I was watching (and falling asleep during, after a working weekend) Downton Abbey, so I missed Nicki Minaj’s Grammy performance last night. This morning the Catholic blogosphere is alight with outrage, and letter-writing campaigns have been organized. Anti-Catholic bias in the media! is the outcry.
Nuh-uh, says I. And I’m an expert.
In another lifetime, I served on the national Communications Committee of the US Catholic Bishops. We laypeople advised the episcopal members of the Committee on policy issues, and made recommendations for grants to promote diocesan and independent Catholic media initiatives. During my four-year stint, I was appointed to an ad hoc Subcommittee on Pornography, Anti-Catholic Bias, and Low Moral Tone in the Media. I was always afraid to ask the chair of the Committee, Bishop Anthony Bosco (now emeritus of Greensburg, PA), what qualities he saw in me that prompted the appointment. Possibly he believed low moral tone could use a devil’s advocate.
What I’m saying is that I’ve had official experience looking into anti-Catholic bias in the media, and I just can’t get as worked up over things like the Nicki Minaj Grammy charade as Bill Donohue does. (Frankly, I can’t get as worked up about anything as Bill Donohue can. Few mere mortals can match him in the zero-to-60 moral outrage sweepstakes.) When celebrities like Nicki Minaj–or Kevin Smith in Dogma, or Madonna with “Like a Prayer,” or Sinead O’Connor ripping up the pope’s picture on Saturday Night Live, or Fellini featuring a swishy ecclesiastical fashion show in in Roma, or San Francisco’s notorious performance artists, the Sisters of Divine Indulgence, or any of a hundred other examples you can mention–draw on Catholic ritual and aesthetics to shock or titillate or simply to get into the news cycle, I think they’re actually paying us a backhanded compliment.

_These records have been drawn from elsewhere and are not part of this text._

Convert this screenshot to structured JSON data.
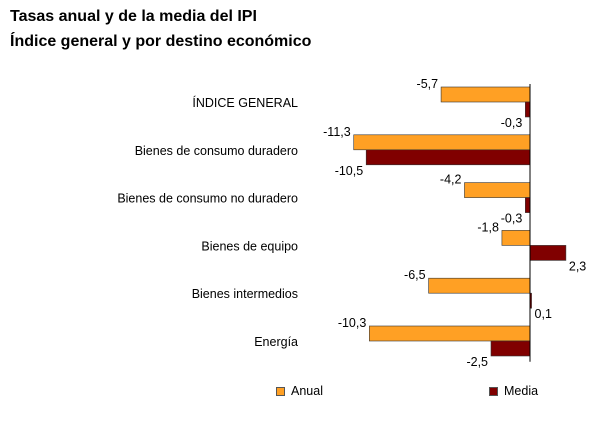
{
  "chart_data": {
    "type": "bar",
    "orientation": "horizontal",
    "title": "Tasas anual y de la media del IPI",
    "subtitle": "Índice general y por destino económico",
    "categories": [
      "ÍNDICE GENERAL",
      "Bienes de consumo duradero",
      "Bienes de consumo no duradero",
      "Bienes de equipo",
      "Bienes intermedios",
      "Energía"
    ],
    "series": [
      {
        "name": "Anual",
        "color": "#FFA024",
        "values": [
          -5.7,
          -11.3,
          -4.2,
          -1.8,
          -6.5,
          -10.3
        ],
        "labels": [
          "-5,7",
          "-11,3",
          "-4,2",
          "-1,8",
          "-6,5",
          "-10,3"
        ]
      },
      {
        "name": "Media",
        "color": "#800000",
        "values": [
          -0.3,
          -10.5,
          -0.3,
          2.3,
          0.1,
          -2.5
        ],
        "labels": [
          "-0,3",
          "-10,5",
          "-0,3",
          "2,3",
          "0,1",
          "-2,5"
        ]
      }
    ],
    "xlim": [
      -11.3,
      2.3
    ],
    "legend_position": "bottom",
    "grid": false
  }
}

Who we are as Catholics, what we look like in the world, what we believe–these tap into deeply powerful streams of consciousness. People who ask whether the Recording Academy would have allowed Nicki Minaj to dress like an Orthodox Jewish woman accompanied by a rabbi, or in a burqa accompanied by an ayatollah, are missing the point. In the West (and that includes even the puritanized US), the Church of Rome is the archetype of the numinous, the mysterious, the authoritative, the divine. Plugging into that alternating current of tremendum et fascinosum is irresistible for artists whose reputation depends on being edgy, as well as for anyone who’s still stuck at the fifth-grade-boy level of irreverent humor (as most of us are, a lot of the time).
The Nicki Minajes of the world may gain a momentary power surge from stunts like last night’s Grammy appearance. What they can’t do–and this is where I differ with a lot of my fellow Catholics–is diminish us or our faith or the rich deposit of truth and art and culture we carry. We should be bigger than that, not in some proud triumphalistic way, but in the serene knowledge that who we are and what we possess can withstand any mockery or imitation. I’d so much rather, at times like this, that instead of rushing to release statements of how appalled we are, we’d do the collective equivalent of what my mother told me to do when someone made a stupid or untrue comment: “Consider the source.” And let it roll right off us, as unworthy of the fuss.
This is not to say that anti-Catholic bias in the media does not exist. I think we’ve seen quite clearly, over the last month, that official Catholic positions on any number of issues in the news are regularly unreported or misrepresented. I’m not sure I’d go as far in the conspiratorial direction with regard to that bias as do many of my sisters and brothers, but it’s a definite blind spot. Yelling about it, being insulted by it, writing letters and organizing boycotts to fight it, however, will never be as successful a response as addressing the media confidently and authoritatively and non-defensively in their own language. That’s why I give thanks for folks like Deacon Greg Kandra, who brings a wealth of experience as a CBS news producer to his blog The Deacon’s Bench. It’s why we should all give thanks for Cardinal-designate Timothy Dolan, who is so exactly the leader the US Bishops need right now, and the voice Catholics need to represent us, that I have done a 180 on my initial doubts, and acknowledge humbly that the Holy Spirit was indeed in charge when Dolan was elected President of the Conference.
My wanting us to take a chill pill on Nicki Minaj is also not to say that I am in any way actively promoting pornography, anti-Catholic bias, and low moral tone in the media or anywhere else. I’m just making the case that these things cheapen the practitioner, not the Church. In the end, having what we believe in made fun of can only hurt us if, deep down, we don’t really believe it, and suspect that the mockers may be right. The only anti-Catholic bias that can do us any real damage is the kind we wield against ourselves.